Venezuelan opposition leader María Corina Machado on Wednesday praised President Donald Trump's escalating pressure campaign against her country's socialist regime as "absolutely correct," hailing Trump's military and diplomatic strategy as the beginning of the end of dictator Nicolás Maduro's rule.
Speaking via video from hiding at the America Business Forum in Miami, Machado called Maduro "the head of a narco-terror structure that has declared war on the Venezuelan people and the democratic nations in the region."
She said Trump's measures — from U.S. military deployments in the Caribbean to expanded sanctions and bounties on Venezuelan leaders — were necessary to "cut off the cash flows" sustaining what she described as a criminal state.
"Maduro started this war, and President Trump is ending that war," Machado told an audience that included Latin American diplomats, U.S. business leaders, and members of Miami's large Venezuelan exile community.
"He is not a legitimate head of state. He leads a network funded by drug trafficking, gold smuggling, arms, and human trafficking. These are enemies of democracy and of our hemisphere."
Her remarks, as reported by multiple outlets, mark her strongest endorsement yet of Trump's regional policy. They also come as the White House continues its largest military buildup in the Caribbean in decades.
U.S. War Department officials told the Miami Herald that more than 4,000 troops, advanced destroyers, and F-35B fighter jets have been positioned off Venezuela's coast as part of a joint task force targeting narcotics and weapons networks tied to the regime.
The operation — which has reportedly sunk multiple smuggling vessels and killed dozens of traffickers — has fueled speculation that Washington may eventually move to weaken or remove the Maduro regime itself.
Trump, asked on CBS' "60 Minutes" if Maduro's "days were numbered," replied, "I think so, yeah."
Machado, who won the 2025 Nobel Peace Prize for leading Venezuela's democratic resistance and exposing electoral fraud in last year's disputed vote, said her award was "a recognition of the will of our people — a nation that came together to fight the worst criminal regime around values, dignity, justice, and freedom."
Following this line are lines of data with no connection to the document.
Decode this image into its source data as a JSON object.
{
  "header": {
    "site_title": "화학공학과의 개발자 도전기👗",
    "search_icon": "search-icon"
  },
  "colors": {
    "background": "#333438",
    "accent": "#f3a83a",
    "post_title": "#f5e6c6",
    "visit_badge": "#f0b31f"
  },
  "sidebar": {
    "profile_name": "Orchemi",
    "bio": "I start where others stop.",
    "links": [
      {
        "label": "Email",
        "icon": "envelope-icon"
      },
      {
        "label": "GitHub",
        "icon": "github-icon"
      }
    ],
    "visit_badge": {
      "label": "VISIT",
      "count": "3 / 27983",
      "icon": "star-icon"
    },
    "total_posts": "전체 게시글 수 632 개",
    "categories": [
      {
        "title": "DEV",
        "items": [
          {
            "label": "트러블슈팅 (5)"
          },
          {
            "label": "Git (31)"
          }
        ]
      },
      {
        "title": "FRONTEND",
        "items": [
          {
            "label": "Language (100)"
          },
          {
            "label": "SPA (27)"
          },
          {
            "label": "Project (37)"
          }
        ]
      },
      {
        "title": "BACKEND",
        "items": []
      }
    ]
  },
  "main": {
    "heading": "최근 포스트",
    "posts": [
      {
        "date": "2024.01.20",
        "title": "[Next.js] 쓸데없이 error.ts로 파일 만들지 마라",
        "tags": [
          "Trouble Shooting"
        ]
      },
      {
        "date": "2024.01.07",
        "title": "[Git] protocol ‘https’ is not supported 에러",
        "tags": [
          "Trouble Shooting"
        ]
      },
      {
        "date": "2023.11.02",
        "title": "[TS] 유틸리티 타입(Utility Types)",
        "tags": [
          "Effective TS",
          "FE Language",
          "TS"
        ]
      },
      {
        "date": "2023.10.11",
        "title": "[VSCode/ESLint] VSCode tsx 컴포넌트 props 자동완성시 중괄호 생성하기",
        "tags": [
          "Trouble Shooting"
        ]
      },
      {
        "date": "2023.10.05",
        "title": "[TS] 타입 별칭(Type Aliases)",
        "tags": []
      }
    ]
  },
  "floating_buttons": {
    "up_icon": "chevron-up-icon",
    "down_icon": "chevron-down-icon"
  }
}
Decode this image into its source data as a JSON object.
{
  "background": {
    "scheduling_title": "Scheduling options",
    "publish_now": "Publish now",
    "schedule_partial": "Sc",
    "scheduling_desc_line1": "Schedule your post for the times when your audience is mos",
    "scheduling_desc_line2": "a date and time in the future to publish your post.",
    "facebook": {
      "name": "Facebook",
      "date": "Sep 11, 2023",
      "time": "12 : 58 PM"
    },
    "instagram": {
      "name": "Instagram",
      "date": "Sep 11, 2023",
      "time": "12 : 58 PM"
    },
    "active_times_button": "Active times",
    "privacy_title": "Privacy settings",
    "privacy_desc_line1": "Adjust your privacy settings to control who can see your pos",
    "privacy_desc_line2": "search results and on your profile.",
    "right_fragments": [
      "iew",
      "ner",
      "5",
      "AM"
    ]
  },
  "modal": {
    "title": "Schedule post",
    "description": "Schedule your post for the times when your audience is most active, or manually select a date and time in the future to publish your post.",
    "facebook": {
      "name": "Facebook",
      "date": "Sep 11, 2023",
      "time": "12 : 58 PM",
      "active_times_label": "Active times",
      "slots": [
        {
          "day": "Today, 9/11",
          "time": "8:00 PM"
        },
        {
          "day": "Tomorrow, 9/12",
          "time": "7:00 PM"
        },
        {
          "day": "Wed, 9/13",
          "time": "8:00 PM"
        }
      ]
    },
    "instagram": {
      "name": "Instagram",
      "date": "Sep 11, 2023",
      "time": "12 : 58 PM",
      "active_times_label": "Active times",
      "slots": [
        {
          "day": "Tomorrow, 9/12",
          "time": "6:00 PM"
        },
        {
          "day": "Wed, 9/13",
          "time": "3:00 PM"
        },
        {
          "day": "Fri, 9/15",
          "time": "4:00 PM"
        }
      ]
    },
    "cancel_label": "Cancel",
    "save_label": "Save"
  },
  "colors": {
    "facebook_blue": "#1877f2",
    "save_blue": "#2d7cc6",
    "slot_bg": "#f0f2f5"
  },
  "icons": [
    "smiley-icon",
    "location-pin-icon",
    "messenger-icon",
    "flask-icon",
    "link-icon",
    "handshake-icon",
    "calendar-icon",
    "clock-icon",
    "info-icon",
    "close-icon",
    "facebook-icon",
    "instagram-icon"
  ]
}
She thanked Trump and Secretary of State Marco Rubio for what she called "moral clarity" in confronting socialist and authoritarian governments in the hemisphere, including in Cuba and Nicaragua.
"This is a universal cause," she said. "Liberating Venezuela will mean that Cuba and Nicaragua will soon be free again."
"For the first time, the Americas could be free of communism, dictatorship, and narco-terrorism."
Machado also warned that foreign adversaries had turned Venezuela into "the main bridgehead of the enemies of the United States," citing the presence of Iran, Russia, and China in the country's intelligence and financial systems.
"These actors are operating just three hours from Florida," she said. "A democratic transition will dismantle these networks and make Venezuela the strongest ally of the United States in the Americas."
For conservative audiences, Machado's praise underscored Trump's enduring influence abroad and his willingness to project American power against socialist strongholds.
"History will always remember what you have done as a community, as a nation, for freedom and justice around the world," she told Miami's Venezuelan diaspora.